Altında birincil biliyer siroz nadir görülen kronik bir karaciğer hastalığı anlaşılmaktadır. Şu anda denir Birincil biliyer kolanjit bilinen.
Birincil biliyer siroz nedir?
Tüm hastaların yaklaşık yüzde 20'si gözlerin iç köşelerinde yağ birikmesinden muzdariptir. Diğer olası şikayetler yağlı dışkı ve vitamin eksikliği olabilir.© blueringmedia - stock.adobe.com
Birincil biliyer siroz nadir görülen bir karaciğer hastalığının önceki adıdır. "Birincil biliyer siroz" terimi yanıltıcı olarak görüldüğünden, hastalığın adı şu şekilde değiştirildi: Birincil biliyer kolanjit (PBC). Hastalık genellikle karaciğer sirozu gelişmeden önce teşhis edilebilir.
Modern muayene ve tedavi yöntemleri nedeniyle, tüm hastaların yaklaşık yüzde 66'sında artık siroz gelişmemektedir. Ek olarak, etkilenenler genellikle “siroz” teriminden rahatsız olurlar. 2014 ve 2015 yıllarında, Avrupa ve Amerika'daki tıp dernekleri yeni terim olan "birincil biliyer kolanjit" i karaciğer hastalığına uyarlama kararı aldı.
WHO (Dünya Sağlık Örgütü) şimdi bir yeniden adlandırmayı da gözden geçiriyor. Birincil biliyer siroz veya birincil biliyer kolanjit esas olarak kadınları etkiler. Tüm hasta insanların yaklaşık yüzde 90'ı kadındır. Hastalık öncelikle küçük safra kanallarını etkiler ve daha sonra tüm karaciğer dokusuna yayılır ve bu da skarlaşmasına neden olabilir.
Ancak karaciğer sirozu hastalığın sonuna kadar ortaya çıkmaz. Primer biliyer sirozun dünya çapında kesin boyutu belirsizdir. Almanya'da 4.000 ila 12.000 Alman vatandaşının karaciğer hastalığından muzdarip olduğu tahmin edilmektedir, bu hastalık esas olarak orta yaşta 40 ila 60 yaş arasında kendini göstermektedir.
nedenleri
Antimitokondriyal antikorlar tüm hastaların yüzde 95'inden fazlasında ortaya çıktığı için tıp, birincil biliyer sirozu bir otoimmün hastalık olarak sınıflandırır. Otoimmün bir hastalık, vücudun kendi savunma sisteminin artık vücudun kendi savunma sistemi ile yabancı savunma sistemi arasında ayrım yapamamasıdır. PBC durumunda, vücudun kendi hücrelerindeki mitokondriye saldırılır.

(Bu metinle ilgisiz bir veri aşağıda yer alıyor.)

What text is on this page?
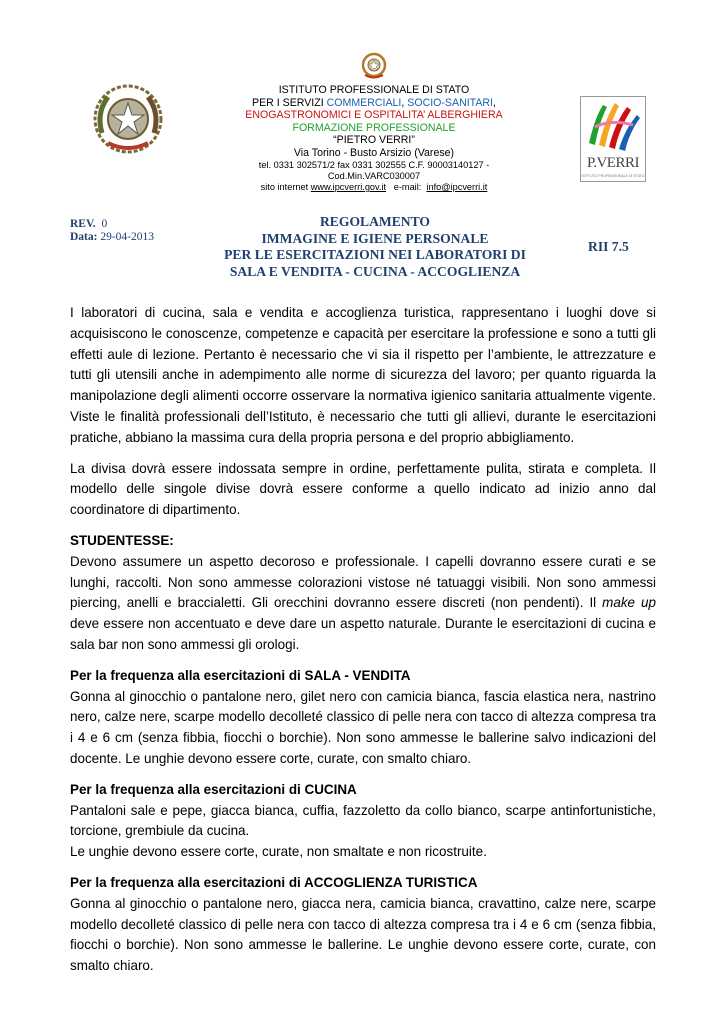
ISTITUTO PROFESSIONALE DI STATO
PER I SERVIZI COMMERCIALI, SOCIO-SANITARI,
ENOGASTRONOMICI E OSPITALITA’ ALBERGHIERA
FORMAZIONE PROFESSIONALE
“PIETRO VERRI”
Via Torino - Busto Arsizio (Varese)
tel. 0331 302571/2 fax 0331 302555 C.F. 90003140127 - Cod.Min.VARC030007
sito internet www.ipcverri.gov.it   e-mail:  info@ipcverri.it
P.VERRI
ISTITUTO PROFESSIONALE DI STATO
REV. 0
Data: 29-04-2013
REGOLAMENTO
IMMAGINE E IGIENE PERSONALE
PER LE ESERCITAZIONI NEI LABORATORI DI
SALA E VENDITA - CUCINA - ACCOGLIENZA
RII 7.5

I laboratori di cucina, sala e vendita e accoglienza turistica, rappresentano i luoghi dove si acquisiscono le conoscenze, competenze e capacità per esercitare la professione e sono a tutti gli effetti aule di lezione. Pertanto è necessario che vi sia il rispetto per l’ambiente, le attrezzature e tutti gli utensili anche in adempimento alle norme di sicurezza del lavoro; per quanto riguarda la manipolazione degli alimenti occorre osservare la normativa igienico sanitaria attualmente vigente. Viste le finalità professionali dell’Istituto, è necessario che tutti gli allievi, durante le esercitazioni pratiche, abbiano la massima cura della propria persona e del proprio abbigliamento.

La divisa dovrà essere indossata sempre in ordine, perfettamente pulita, stirata e completa. Il modello delle singole divise dovrà essere conforme a quello indicato ad inizio anno dal coordinatore di dipartimento.

STUDENTESSE:

Devono assumere un aspetto decoroso e professionale. I capelli dovranno essere curati e se lunghi, raccolti. Non sono ammesse colorazioni vistose né tatuaggi visibili. Non sono ammessi piercing, anelli e braccialetti. Gli orecchini dovranno essere discreti (non pendenti). Il make up deve essere non accentuato e deve dare un aspetto naturale. Durante le esercitazioni di cucina e sala bar non sono ammessi gli orologi.

Per la frequenza alla esercitazioni di SALA - VENDITA

Gonna al ginocchio o pantalone nero, gilet nero con camicia bianca, fascia elastica nera, nastrino nero, calze nere, scarpe modello decolleté classico di pelle nera con tacco di altezza compresa tra i 4 e 6 cm (senza fibbia, fiocchi o borchie). Non sono ammesse le ballerine salvo indicazioni del docente. Le unghie devono essere corte, curate, con smalto chiaro.

Per la frequenza alla esercitazioni di CUCINA

Pantaloni sale e pepe, giacca bianca, cuffia, fazzoletto da collo bianco, scarpe antinfortunistiche, torcione, grembiule da cucina.

Le unghie devono essere corte, curate, non smaltate e non ricostruite.

Per la frequenza alla esercitazioni di ACCOGLIENZA TURISTICA

Gonna al ginocchio o pantalone nero, giacca nera, camicia bianca, cravattino, calze nere, scarpe modello decolleté classico di pelle nera con tacco di altezza compresa tra i 4 e 6 cm (senza fibbia, fiocchi o borchie). Non sono ammesse le ballerine. Le unghie devono essere corte, curate, con smalto chiaro.
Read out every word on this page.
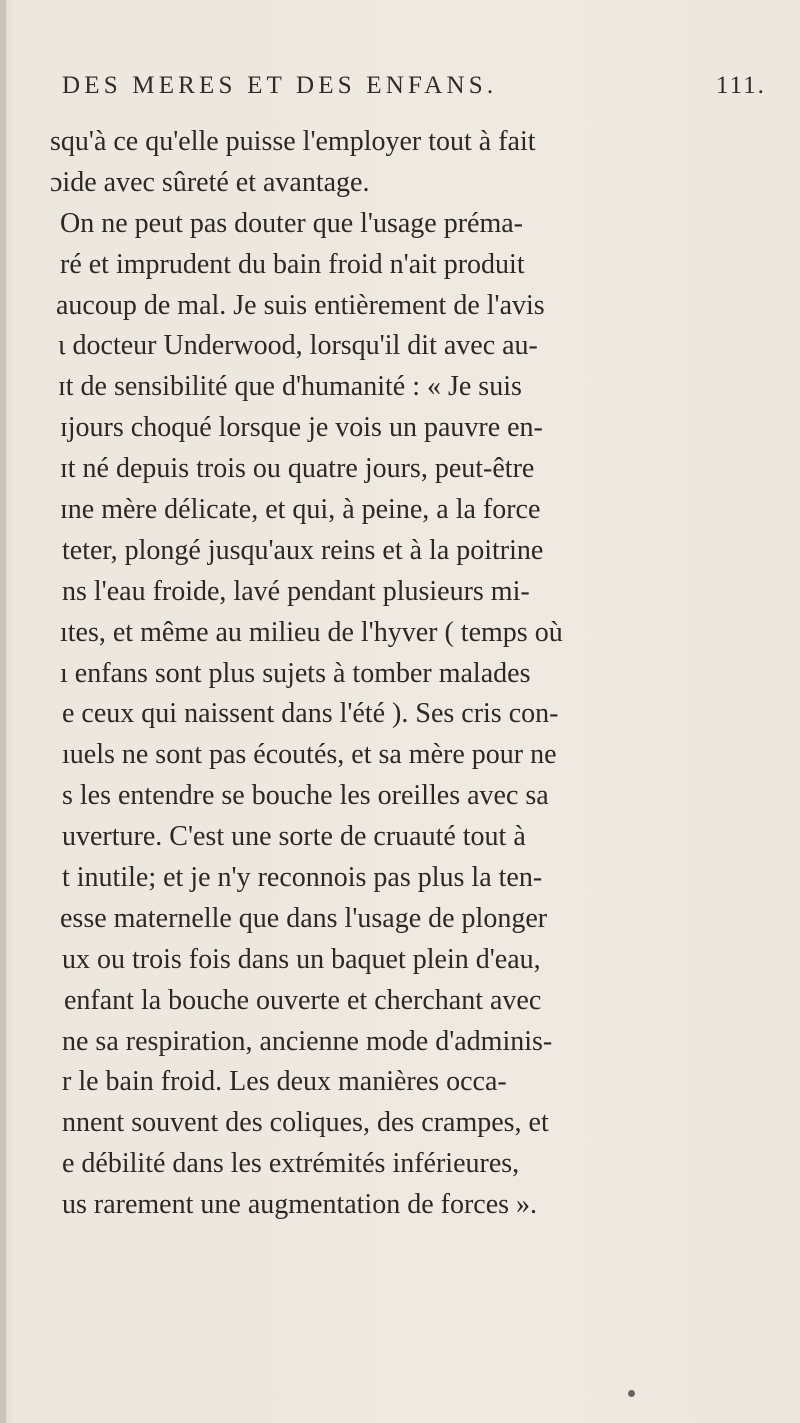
DES MERES ET DES ENFANS.	111.
squ'à ce qu'elle puisse l'employer tout à fait
ɔide avec sûreté et avantage.
On ne peut pas douter que l'usage préma-
ré et imprudent du bain froid n'ait produit
aucoup de mal. Je suis entièrement de l'avis
ι docteur Underwood, lorsqu'il dit avec au-
ɪt de sensibilité que d'humanité : « Je suis
ɪjours choqué lorsque je vois un pauvre en-
ɪt né depuis trois ou quatre jours, peut-être
ɪne mère délicate, et qui, à peine, a la force
teter, plongé jusqu'aux reins et à la poitrine
ns l'eau froide, lavé pendant plusieurs mi-
ıtes, et même au milieu de l'hyver ( temps où
ı enfans sont plus sujets à tomber malades
e ceux qui naissent dans l'été ). Ses cris con-
ıuels ne sont pas écoutés, et sa mère pour ne
s les entendre se bouche les oreilles avec sa
uverture. C'est une sorte de cruauté tout à
t inutile; et je n'y reconnois pas plus la ten-
esse maternelle que dans l'usage de plonger
ux ou trois fois dans un baquet plein d'eau,
enfant la bouche ouverte et cherchant avec
ne sa respiration, ancienne mode d'adminis-
r le bain froid. Les deux manières occa-
nnent souvent des coliques, des crampes, et
e débilité dans les extrémités inférieures,
us rarement une augmentation de forces ».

Piruvat dehidrojenaz kompleksinin E2 alt birimine yönelik otoantikorlar oluşturulur. Bu, enzim dihidrolipoil transasetilazdır. Bununla birlikte, birincil biliyer sirozun başlangıcından başka faktörlerin de sorumlu olup olmadığı hala tartışmalıdır.
Genetik ve hormonal etkiler tartışılır. Aynısı bakteriyel, viral veya fungal enfeksiyonlar, belirli ilaçların kullanımı veya çevresel faktörler için de geçerlidir. Ayrıca birincil biliyer sirozun hamile kadınlar üzerinde ne gibi etkileri olduğu da belirsizdir.
Belirtiler, rahatsızlıklar ve işaretler
Doktorlar birincil biliyer sirozu dört farklı aşamaya ayırır. Aşama I'de safra kanallarının epitelyumu tahrip olurken, II. Aşamada safra kanallarının çoğalması vardır. Bu, yalancı safra kanallarının gelişmesine yol açar. Evre III, nekrozlu portal alanların fibrozunun olduğu ve safra kanallarının giderek kaybolduğu zamandır.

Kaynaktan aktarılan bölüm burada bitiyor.